The river was part of a larger survey into the distribution and spread of American signal crayfish undertaken in June and July 2012. It tried to establish whether all invasive crayfish had spread out from a single infestation in the Don catchment, or whether they had been introduced at multiple locations, and the survey supported the latter conclusion. Isolated populations were found on The Moss, Shire Brook, River Rother, Blacka Dike and River Rivelin, while no specimens were found on the River Don, River Sheaf, River Loxley or the Limb Brook, although this last river was the only one where native white-clawed crayfish were found. The Moss was known to support white-clawed crayfish in the 1990s, but they had disappeared by the early 2000s. It supports large numbers of signal crayfish, as has been shown by surveys conducted in 2005 and 2009, as well as this survey, and they were probably introduced into the Mill Pond, but this could not be tested for specimens in 2012, as the owners refused permission. The species is spreading downstream faster than on most of the Sheffield rivers, but not as fast as some studies predict, and by 2012 they had colonised the river almost to its confluence with the River Rother. The Moss showed the highest density of the invasive species, which were first noticed in the river in 1995. The fact that The Moss flows through woodland for most of its length is thought to be a factor in their spread, as such bankside vegetation provides both shade and refuges for them to thrive.

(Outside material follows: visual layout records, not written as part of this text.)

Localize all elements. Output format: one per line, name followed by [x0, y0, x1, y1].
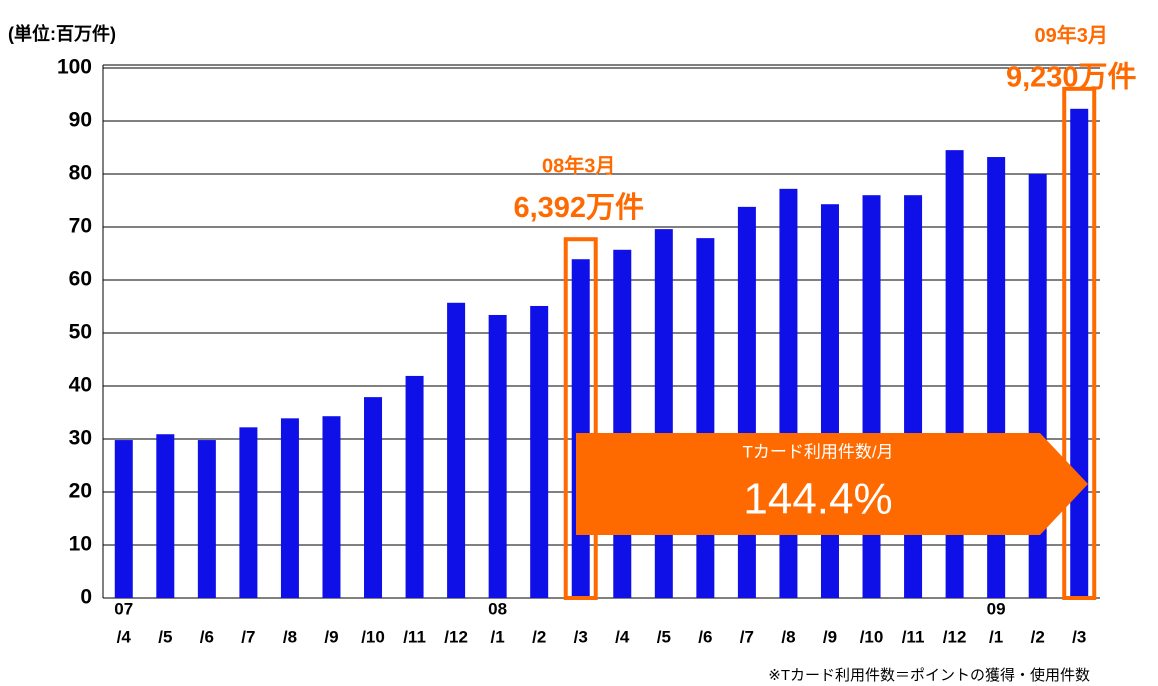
bar [405, 375, 424, 598]
x-tick-label: /5 [158, 627, 172, 646]
y-tick-label: 60 [69, 268, 92, 291]
y-tick-label: 30 [69, 427, 92, 450]
bar [197, 440, 216, 598]
x-tick-label: 07 [114, 599, 133, 618]
value-label: 9,230万件 [1006, 60, 1137, 93]
bar [364, 397, 383, 598]
bar [862, 195, 881, 598]
bar [779, 188, 798, 598]
x-tick-label: /2 [1031, 627, 1045, 646]
x-tick-label: /10 [361, 627, 385, 646]
x-tick-label: /1 [989, 627, 1003, 646]
bar [696, 238, 715, 598]
x-tick-label: /8 [781, 627, 795, 646]
annotation-date: 08年3月 [542, 154, 615, 178]
annotation-date: 09年3月 [1035, 23, 1108, 47]
y-tick-label: 80 [69, 162, 92, 185]
bar [613, 249, 632, 599]
bar [737, 206, 756, 599]
bar [114, 440, 133, 598]
y-tick-label: 90 [69, 109, 92, 132]
x-tick-label: /4 [615, 627, 630, 646]
bar [156, 434, 175, 598]
bar [239, 427, 258, 598]
x-tick-label: /6 [698, 627, 712, 646]
x-tick-label: /7 [740, 627, 754, 646]
y-tick-label: 100 [57, 56, 92, 79]
value-label: 6,392万件 [513, 191, 644, 224]
x-tick-label: /5 [657, 627, 671, 646]
chart-title: (単位:百万件) [8, 23, 116, 44]
x-tick-label: 09 [987, 599, 1006, 618]
x-tick-label: /6 [200, 627, 214, 646]
bar [654, 229, 673, 598]
bar [1070, 108, 1089, 598]
x-tick-label: /4 [117, 627, 132, 646]
x-tick-label: /10 [860, 627, 884, 646]
x-tick-label: /12 [444, 627, 468, 646]
y-tick-label: 10 [69, 533, 92, 556]
y-tick-label: 40 [69, 374, 92, 397]
y-tick-label: 20 [69, 480, 92, 503]
highlight-box [1062, 86, 1097, 600]
growth-arrow [576, 433, 1088, 535]
x-tick-label: /12 [943, 627, 967, 646]
y-tick-label: 50 [69, 321, 92, 344]
x-tick-label: /3 [574, 627, 588, 646]
bar [904, 195, 923, 598]
bar [820, 204, 839, 598]
x-tick-label: /11 [902, 627, 925, 646]
arrow-value: 144.4% [743, 475, 892, 524]
x-tick-label: /11 [403, 627, 426, 646]
x-tick-label: /7 [241, 627, 255, 646]
x-tick-label: /2 [532, 627, 546, 646]
bar [571, 259, 590, 598]
y-tick-label: 0 [80, 586, 92, 609]
x-tick-label: /3 [1072, 627, 1086, 646]
y-tick-label: 70 [69, 215, 92, 238]
x-tick-label: /8 [283, 627, 297, 646]
bar [280, 418, 299, 598]
arrow-title: Tカード利用件数/月 [742, 442, 893, 461]
footnote: ※Tカード利用件数＝ポイントの獲得・使用件数 [768, 667, 1090, 684]
bar [530, 305, 549, 598]
x-tick-label: /9 [823, 627, 837, 646]
x-tick-label: /9 [324, 627, 338, 646]
x-tick-label: /1 [491, 627, 505, 646]
bar [488, 314, 507, 598]
highlight-box [563, 237, 598, 600]
bar [447, 302, 466, 598]
bar [322, 416, 341, 598]
x-tick-label: 08 [488, 599, 507, 618]
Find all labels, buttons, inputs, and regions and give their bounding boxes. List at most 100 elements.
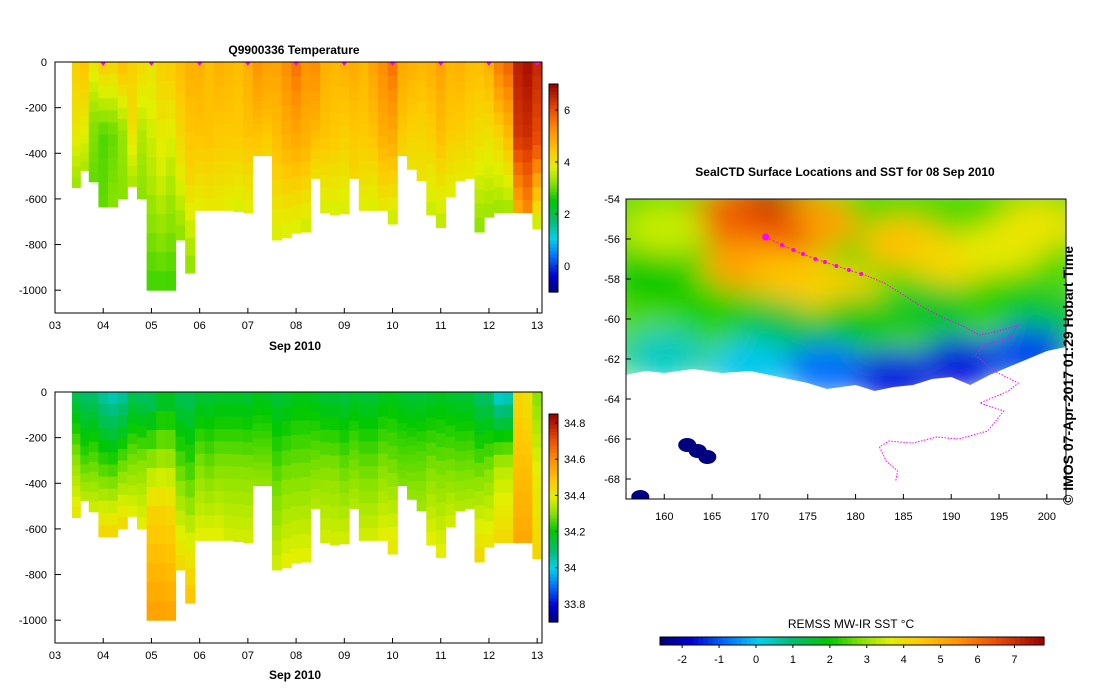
salinity-cell xyxy=(310,440,321,451)
temperature-x-tick-label: 12 xyxy=(483,320,495,332)
temperature-cell xyxy=(175,136,186,152)
temperature-cell xyxy=(503,162,514,176)
temperature-cell xyxy=(291,218,302,234)
salinity-cell xyxy=(136,483,148,496)
salinity-cell xyxy=(387,459,398,474)
temperature-colorbar-segment xyxy=(549,215,558,220)
temperature-colorbar-segment xyxy=(549,246,558,251)
temperature-cell xyxy=(165,214,177,234)
temperature-cell xyxy=(387,170,398,185)
salinity-colorbar-segment xyxy=(549,524,558,529)
temperature-cell xyxy=(349,129,360,141)
temperature-cell xyxy=(175,165,186,182)
temperature-cell xyxy=(455,141,466,152)
salinity-cell xyxy=(378,515,389,529)
salinity-cell xyxy=(503,467,514,481)
temperature-cell xyxy=(262,62,273,71)
salinity-cell xyxy=(88,392,99,403)
temperature-cell xyxy=(214,185,225,199)
salinity-cell xyxy=(503,429,514,443)
temperature-cell xyxy=(406,79,418,90)
salinity-cell xyxy=(281,392,292,408)
salinity-cell xyxy=(503,479,514,493)
seal-track xyxy=(864,274,1020,482)
salinity-cell xyxy=(271,466,283,482)
temperature-cell xyxy=(406,70,418,81)
temperature-cell xyxy=(88,62,99,73)
temperature-cell xyxy=(175,91,186,107)
sst-patch xyxy=(626,329,707,381)
temperature-cell xyxy=(416,81,427,93)
salinity-cell xyxy=(416,480,427,492)
temperature-cell xyxy=(223,123,234,137)
temperature-cell xyxy=(291,147,302,163)
salinity-cell xyxy=(108,464,119,478)
salinity-cell xyxy=(349,498,360,509)
sst-colorbar-tick-label: 2 xyxy=(827,654,833,666)
salinity-colorbar-tick-label: 33.8 xyxy=(564,599,585,611)
temperature-colorbar-segment xyxy=(549,104,558,109)
temperature-cell xyxy=(532,200,543,216)
temperature-cell xyxy=(165,138,177,158)
temperature-cell xyxy=(532,75,543,91)
temperature-cell xyxy=(136,119,148,131)
salinity-cell xyxy=(300,462,312,478)
temperature-cell xyxy=(445,118,456,130)
salinity-cell xyxy=(320,530,331,544)
temperature-cell xyxy=(71,114,81,126)
salinity-cell xyxy=(88,401,99,413)
temperature-cell xyxy=(300,90,312,105)
temperature-colorbar-segment xyxy=(549,87,558,92)
salinity-cell xyxy=(233,392,244,405)
temperature-cell xyxy=(445,162,456,175)
sst-colorbar-segment xyxy=(1029,637,1035,645)
salinity-cell xyxy=(358,429,369,442)
salinity-colorbar-segment xyxy=(549,518,558,523)
temperature-cell xyxy=(185,97,196,116)
temperature-cell xyxy=(368,136,379,150)
salinity-cell xyxy=(165,411,177,431)
salinity-colorbar-segment xyxy=(549,420,558,425)
salinity-cell xyxy=(156,582,167,602)
temperature-x-tick-label: 10 xyxy=(386,320,398,332)
temperature-cell xyxy=(214,74,225,88)
temperature-cell xyxy=(146,233,157,253)
salinity-cell xyxy=(88,451,99,463)
temperature-cell xyxy=(378,185,389,199)
salinity-cell xyxy=(223,515,234,529)
salinity-cell xyxy=(387,419,398,433)
salinity-cell xyxy=(310,421,321,432)
sst-patch xyxy=(890,287,975,339)
map-x-tick-label: 165 xyxy=(703,511,721,523)
temperature-cell xyxy=(339,99,350,114)
temperature-cell xyxy=(156,100,167,120)
sst-colorbar-segment xyxy=(981,637,987,645)
temperature-cell xyxy=(271,91,283,107)
salinity-colorbar-segment xyxy=(549,563,558,568)
salinity-cell xyxy=(185,515,196,534)
temperature-cell xyxy=(493,174,504,188)
salinity-cell xyxy=(329,506,340,520)
salinity-cell xyxy=(513,442,524,456)
sst-colorbar-segment xyxy=(943,637,949,645)
temperature-cell xyxy=(108,62,119,75)
temperature-colorbar-segment xyxy=(549,243,558,248)
temperature-cell xyxy=(503,187,514,201)
temperature-colorbar-segment xyxy=(549,122,558,127)
temperature-cell xyxy=(397,132,408,141)
temperature-cell xyxy=(406,115,418,126)
temperature-cell xyxy=(484,191,495,205)
salinity-cell xyxy=(474,462,485,478)
salinity-colorbar-segment xyxy=(549,507,558,512)
temperature-cell xyxy=(493,87,504,101)
surface-location-point xyxy=(823,260,827,264)
temperature-cell xyxy=(71,145,81,157)
salinity-cell xyxy=(320,442,331,456)
temperature-cell xyxy=(252,69,263,79)
salinity-colorbar-segment xyxy=(549,434,558,439)
salinity-cell xyxy=(204,515,215,529)
salinity-cell xyxy=(397,438,408,448)
salinity-cell xyxy=(310,392,321,403)
salinity-cell xyxy=(185,550,196,569)
temperature-cell xyxy=(455,150,466,162)
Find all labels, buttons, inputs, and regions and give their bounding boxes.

The Rother Valley Country Park was built on the banks of the River Rother after opencast coal mining was completed in 1981. Four large lakes were constructed, and because the water quality of the River Rother was so poor at the time, were filled with water taken from The Moss. The recreation lake is used by visitors for a number of water sports, and to maintain its quality, its level was maintained by abstracting water from a weir upstream of Eckington on The Moss.